Matt’s main spirit, The Claw, had a dangerous weapon called the Brain Hold. There was no defense against this hold but Matt was fair by not doing it all the time. He’d often yell, “Brain Hold!” whenever he was going to do it. I had one spirit that was so fast he could run around the house several times and not look like he was moving at all. I had to tell my friends when he was done running. I imagined that this spirit might have a female sidekick, but there were no girls who would play with us. Todd’s sister was about our age, but we all teased her because she wasn’t pretty and her name was Sissy.
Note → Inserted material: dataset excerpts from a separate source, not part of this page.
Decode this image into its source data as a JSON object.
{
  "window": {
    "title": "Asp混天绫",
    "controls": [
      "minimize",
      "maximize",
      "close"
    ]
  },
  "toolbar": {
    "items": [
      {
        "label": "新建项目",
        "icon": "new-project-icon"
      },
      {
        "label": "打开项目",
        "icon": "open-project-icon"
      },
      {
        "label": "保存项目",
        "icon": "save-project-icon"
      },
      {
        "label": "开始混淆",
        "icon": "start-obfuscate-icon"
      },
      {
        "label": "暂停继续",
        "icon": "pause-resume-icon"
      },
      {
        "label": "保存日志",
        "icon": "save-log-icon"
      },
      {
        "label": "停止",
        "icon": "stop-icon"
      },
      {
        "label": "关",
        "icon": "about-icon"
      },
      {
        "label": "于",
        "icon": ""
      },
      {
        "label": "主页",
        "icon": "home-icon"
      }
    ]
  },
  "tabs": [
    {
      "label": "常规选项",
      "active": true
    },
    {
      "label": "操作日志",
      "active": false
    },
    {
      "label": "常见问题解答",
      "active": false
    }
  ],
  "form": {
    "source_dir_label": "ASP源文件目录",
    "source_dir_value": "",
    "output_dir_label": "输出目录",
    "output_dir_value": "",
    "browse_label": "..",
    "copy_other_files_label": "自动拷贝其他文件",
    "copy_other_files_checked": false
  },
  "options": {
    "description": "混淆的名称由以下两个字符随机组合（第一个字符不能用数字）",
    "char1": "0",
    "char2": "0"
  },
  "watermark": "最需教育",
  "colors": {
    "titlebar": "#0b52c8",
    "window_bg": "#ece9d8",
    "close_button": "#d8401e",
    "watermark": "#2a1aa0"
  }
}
At night, in our bedroom, Matt and I would talk about what our spirits were going to do next, and discuss maybe killing off some of our old spirits for new ones. It was highly dramatized and loosely scripted, like the professional wrestling we watched on Saturdays. The show, Big Time Wrestling, was a weekly ritual for us. This was before wrestling became glitzy and hugely marketed. Some of the popular Northwest wrestlers like “Playboy” Buddy Rose, Jimmy Snuka, Jesse Ventura, and “Rowdy” Roddy Piper even came to Kennewick and wrestled at the high school sometimes.
I was going to make up a spirit with a super brain to combat The Claw and his famous hold, but Willie and Todd moved away and we stopped playing.
That’s when Matt and I began reading books about Bigfoot.